The suspicious (to me) one is actually blocked in thingRemoved - but much further down the chain - trying to close a websocket in the SamungTV RemoveControllerWebSocket.java file. I’m not entirely sure - but it’s leading me to think there’s a problem there.

SO - I’ve now removed the samsungtv binding and the harmonyhub binding - we’ll see if that fixes the RFXCom lockups in any way.

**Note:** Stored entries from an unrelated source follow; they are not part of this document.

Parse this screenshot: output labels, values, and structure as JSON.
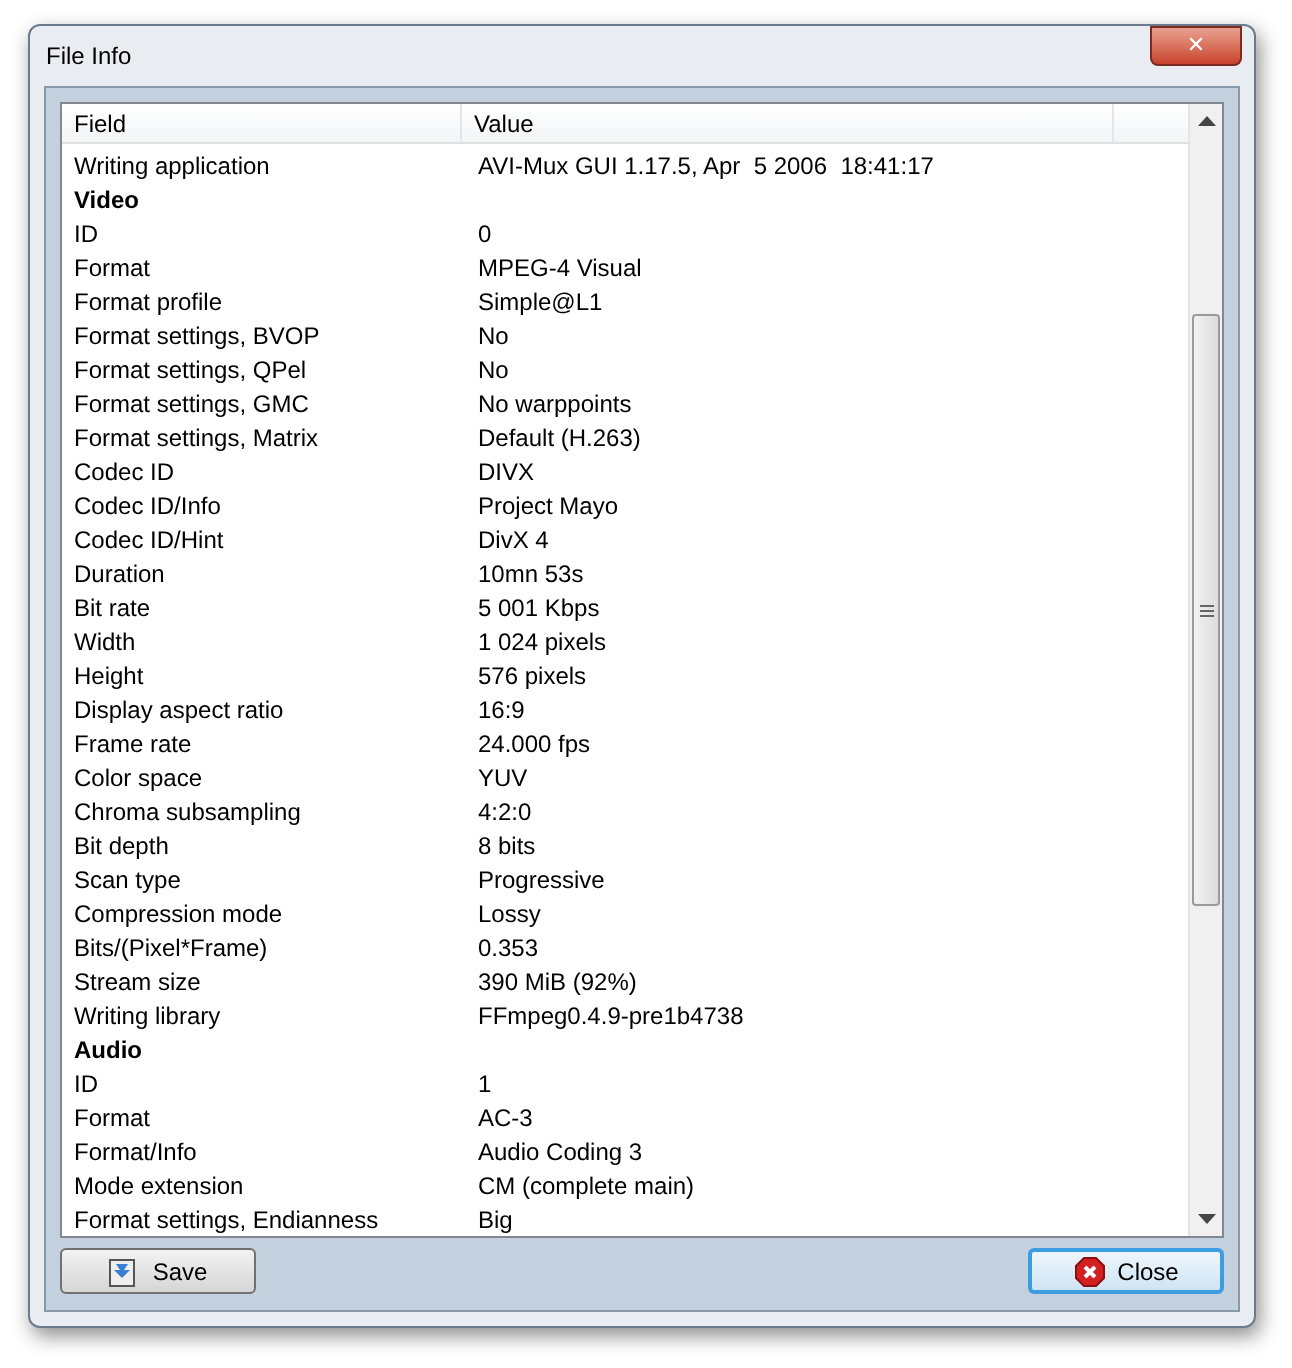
{
  "window": {
    "title": "File Info",
    "close_glyph": "✕"
  },
  "table": {
    "columns": [
      "Field",
      "Value"
    ],
    "rows": [
      {
        "kind": "field",
        "field": "Writing application",
        "value": "AVI-Mux GUI 1.17.5, Apr  5 2006  18:41:17"
      },
      {
        "kind": "section",
        "field": "Video"
      },
      {
        "kind": "field",
        "field": "ID",
        "value": "0"
      },
      {
        "kind": "field",
        "field": "Format",
        "value": "MPEG-4 Visual"
      },
      {
        "kind": "field",
        "field": "Format profile",
        "value": "Simple@L1"
      },
      {
        "kind": "field",
        "field": "Format settings, BVOP",
        "value": "No"
      },
      {
        "kind": "field",
        "field": "Format settings, QPel",
        "value": "No"
      },
      {
        "kind": "field",
        "field": "Format settings, GMC",
        "value": "No warppoints"
      },
      {
        "kind": "field",
        "field": "Format settings, Matrix",
        "value": "Default (H.263)"
      },
      {
        "kind": "field",
        "field": "Codec ID",
        "value": "DIVX"
      },
      {
        "kind": "field",
        "field": "Codec ID/Info",
        "value": "Project Mayo"
      },
      {
        "kind": "field",
        "field": "Codec ID/Hint",
        "value": "DivX 4"
      },
      {
        "kind": "field",
        "field": "Duration",
        "value": "10mn 53s"
      },
      {
        "kind": "field",
        "field": "Bit rate",
        "value": "5 001 Kbps"
      },
      {
        "kind": "field",
        "field": "Width",
        "value": "1 024 pixels"
      },
      {
        "kind": "field",
        "field": "Height",
        "value": "576 pixels"
      },
      {
        "kind": "field",
        "field": "Display aspect ratio",
        "value": "16:9"
      },
      {
        "kind": "field",
        "field": "Frame rate",
        "value": "24.000 fps"
      },
      {
        "kind": "field",
        "field": "Color space",
        "value": "YUV"
      },
      {
        "kind": "field",
        "field": "Chroma subsampling",
        "value": "4:2:0"
      },
      {
        "kind": "field",
        "field": "Bit depth",
        "value": "8 bits"
      },
      {
        "kind": "field",
        "field": "Scan type",
        "value": "Progressive"
      },
      {
        "kind": "field",
        "field": "Compression mode",
        "value": "Lossy"
      },
      {
        "kind": "field",
        "field": "Bits/(Pixel*Frame)",
        "value": "0.353"
      },
      {
        "kind": "field",
        "field": "Stream size",
        "value": "390 MiB (92%)"
      },
      {
        "kind": "field",
        "field": "Writing library",
        "value": "FFmpeg0.4.9-pre1b4738"
      },
      {
        "kind": "section",
        "field": "Audio"
      },
      {
        "kind": "field",
        "field": "ID",
        "value": "1"
      },
      {
        "kind": "field",
        "field": "Format",
        "value": "AC-3"
      },
      {
        "kind": "field",
        "field": "Format/Info",
        "value": "Audio Coding 3"
      },
      {
        "kind": "field",
        "field": "Mode extension",
        "value": "CM (complete main)"
      },
      {
        "kind": "field",
        "field": "Format settings, Endianness",
        "value": "Big"
      }
    ]
  },
  "buttons": {
    "save": "Save",
    "close": "Close"
  }
}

I’m betting it’s the samsungtv binding at this point. It’s the only one that wasn’t just sitting waiting on the cahcedresults lock. Why it was causing the lock to be held - I’m not clear though.

Right - so - a week on, I upgraded to 2.5.6 - left that for a couple of days, and then reinstalled the HarmonyHub binding.

So far so stable. To this point I’ve now raised a bug on github pointing the finger at the SamsungTV binding. I’m still not clear why the disposal of the websocketclient in the binding should get hung up - but it does for some reason.